Support from both parties will be needed to win congressional approval before a projected June 5 government default on U.S. debts. Lawmakers are not expected to return to work from the Memorial Day weekend before Tuesday, at the earliest, and McCarthy has promised lawmakers he will abide by the rule to post any bill for 72 hours before voting.

Negotiators agreed to some Republican demands for increased work requirements for recipients of food stamps that House Democrats had called a nonstarter.

With the outlines of an agreement in place, the legislative package could be drafted and shared with lawmakers in time for House votes as soon as Wednesday, and later in the coming week in the Senate.

Central to the compromise is a two-year budget deal that would hold spending flat for 2024 and increase it by 1% for 2025 in exchange for raising the debt limit for two years, which would push the volatile political issue past the next presidential election.

Driving hard for a deal to impose tougher work requirements on government aid recipients, Republicans achieved some but not all of what they wanted. The agreement would raise the age for existing work requirements on able-bodied adults, from 49 to 54, without children. Biden was able to secure waivers for veterans and the homeless.

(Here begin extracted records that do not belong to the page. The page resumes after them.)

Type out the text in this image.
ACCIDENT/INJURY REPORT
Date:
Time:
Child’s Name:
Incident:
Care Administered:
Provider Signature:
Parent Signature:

The two sides had also reached for an ambitious overhaul of federal permitting to ease development of energy projects. Instead, the agreement would put in place changes in the landmark National Environmental Policy Act that will designate “a single lead agency” to develop environmental reviews, in hopes of streamlining the process.

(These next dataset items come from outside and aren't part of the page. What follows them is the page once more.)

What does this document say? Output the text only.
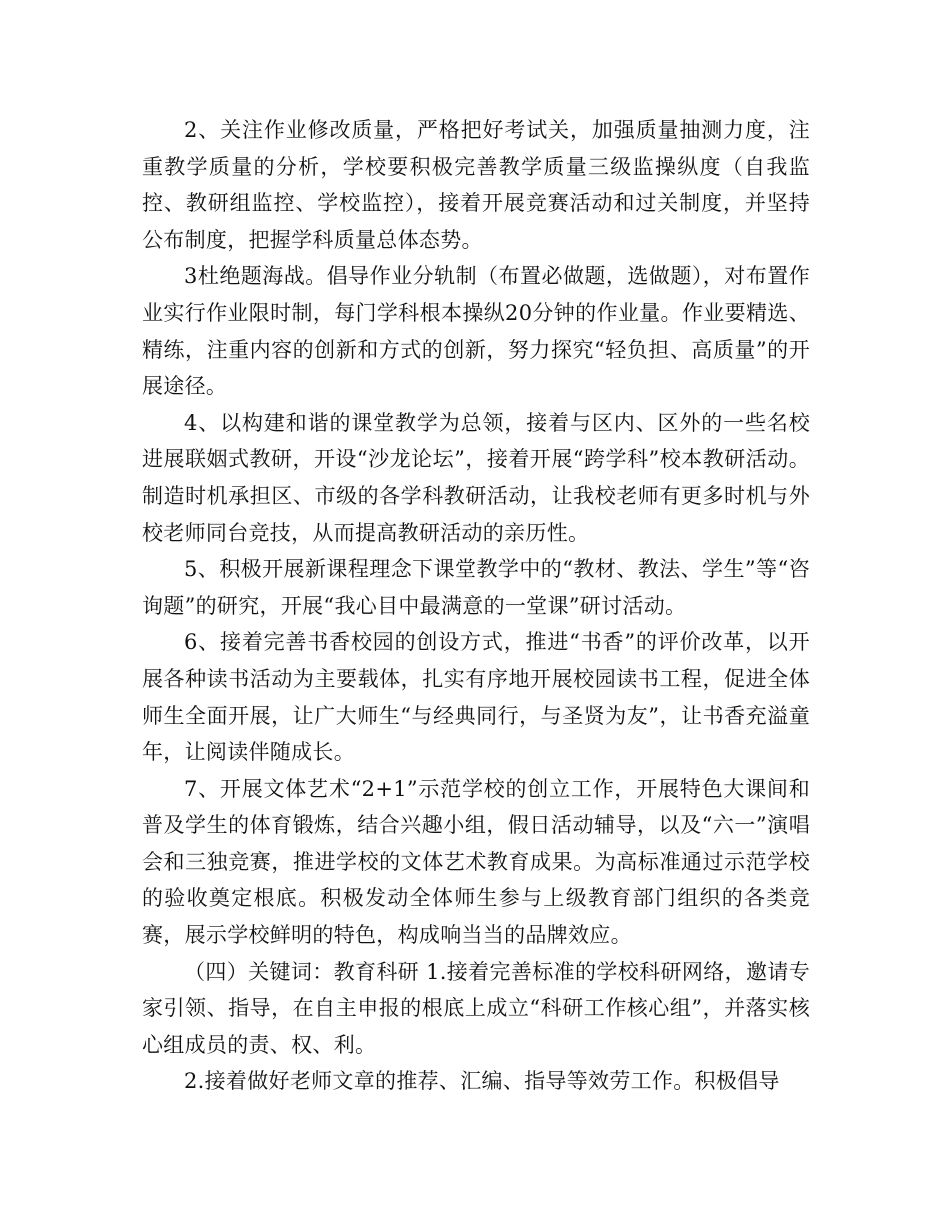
2、关注作业修改质量，严格把好考试关，加强质量抽测力度，注重教学质量的分析，学校要积极完善教学质量三级监操纵度（自我监控、教研组监控、学校监控），接着开展竞赛活动和过关制度，并坚持公布制度，把握学科质量总体态势。

3杜绝题海战。倡导作业分轨制（布置必做题，选做题），对布置作业实行作业限时制，每门学科根本操纵20分钟的作业量。作业要精选、精练，注重内容的创新和方式的创新，努力探究“轻负担、高质量”的开展途径。

4、以构建和谐的课堂教学为总领，接着与区内、区外的一些名校进展联姻式教研，开设“沙龙论坛”，接着开展“跨学科”校本教研活动。制造时机承担区、市级的各学科教研活动，让我校老师有更多时机与外校老师同台竞技，从而提高教研活动的亲历性。

5、积极开展新课程理念下课堂教学中的“教材、教法、学生”等“咨询题”的研究，开展“我心目中最满意的一堂课”研讨活动。

6、接着完善书香校园的创设方式，推进“书香”的评价改革，以开展各种读书活动为主要载体，扎实有序地开展校园读书工程，促进全体师生全面开展，让广大师生“与经典同行，与圣贤为友”，让书香充溢童年，让阅读伴随成长。

7、开展文体艺术“2+1”示范学校的创立工作，开展特色大课间和普及学生的体育锻炼，结合兴趣小组，假日活动辅导，以及“六一”演唱会和三独竞赛，推进学校的文体艺术教育成果。为高标准通过示范学校的验收奠定根底。积极发动全体师生参与上级教育部门组织的各类竞赛，展示学校鲜明的特色，构成响当当的品牌效应。

（四）关键词：教育科研 1.接着完善标准的学校科研网络，邀请专家引领、指导，在自主申报的根底上成立“科研工作核心组”，并落实核心组成员的责、权、利。

2.接着做好老师文章的推荐、汇编、指导等效劳工作。积极倡导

The deal came together after Treasury Secretary Janet Yellen told Congress that the United States could default on its debt obligations by June 5 — four days later than previously estimated — if lawmakers did not act in time. Lifting he nation's debt limit, now at $31 trillion, allows more borrowing to pay the nation's already incurred bills.

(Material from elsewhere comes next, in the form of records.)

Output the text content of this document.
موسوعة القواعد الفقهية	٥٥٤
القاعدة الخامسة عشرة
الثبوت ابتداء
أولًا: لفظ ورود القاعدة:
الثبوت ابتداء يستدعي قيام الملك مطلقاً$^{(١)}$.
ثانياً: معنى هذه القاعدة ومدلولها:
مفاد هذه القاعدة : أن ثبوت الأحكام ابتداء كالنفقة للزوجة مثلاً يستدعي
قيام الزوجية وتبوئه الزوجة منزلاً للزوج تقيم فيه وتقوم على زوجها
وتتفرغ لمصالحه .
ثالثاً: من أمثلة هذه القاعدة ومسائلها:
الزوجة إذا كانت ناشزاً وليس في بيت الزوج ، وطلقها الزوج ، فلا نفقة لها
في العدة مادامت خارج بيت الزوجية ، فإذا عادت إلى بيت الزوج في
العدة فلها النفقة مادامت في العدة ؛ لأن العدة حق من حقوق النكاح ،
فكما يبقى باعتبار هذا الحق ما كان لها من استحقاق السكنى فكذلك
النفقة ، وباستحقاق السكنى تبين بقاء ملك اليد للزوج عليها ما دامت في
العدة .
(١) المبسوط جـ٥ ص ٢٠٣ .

McCarthy commands only a slim Republican majority in the House, where hard-right conservatives may resist any deal as insufficient as they try to slash spending. By compromising with Democrats for votes, he risks losing support from his own rank and file, setting up a career-challenging moment for the new speaker.

“I think you’re going to get a majority of Republicans voting for this bill," McCarthy said on “Fox News Sunday," adding that because Biden backed it, "I think there’s going to be a lot of Democrats that will vote for it, too.”

House Democratic leader Hakeem Jeffries of New York said on CBS' “Face the Nation” that he expected there will be Democratic support but he declined to provide a number. Asked whether he could guarantee there would not be a default, he said, “Yes.”

A 100-strong group of moderate Democrats gave a crucial nod of support on Sunday, saying in a statement that lawmakers in the New Dems coalition were confident that Biden and his team “delivered a viable, bipartisan solution to end this crisis” and were working to ensure the agreement would receive support from both parties.

The coalition could provide enough support for McCarthy to make up for members in the right flank of his party who have expressed opposition before the bill language was even released.

Those GOP lawmakers who had concerns were “the most colorful conservatives” who “didn’t vote for the thing when it was kind of a Republican wish list," said Republican Rep. Dusty Johnson of South Dakota, one of the deal’s negotiators, on CNN's “State of the Union.”

It also takes the pressure off Biden, facing criticism from progressives for giving into what they call hostage-taking by Republicans.

Democratic Rep. Pramila Jayapal of Washington state, who leads the Congressional Progressive Caucus, told CBS that the White House and Jeffries should worry about whether caucus members will support the agreement.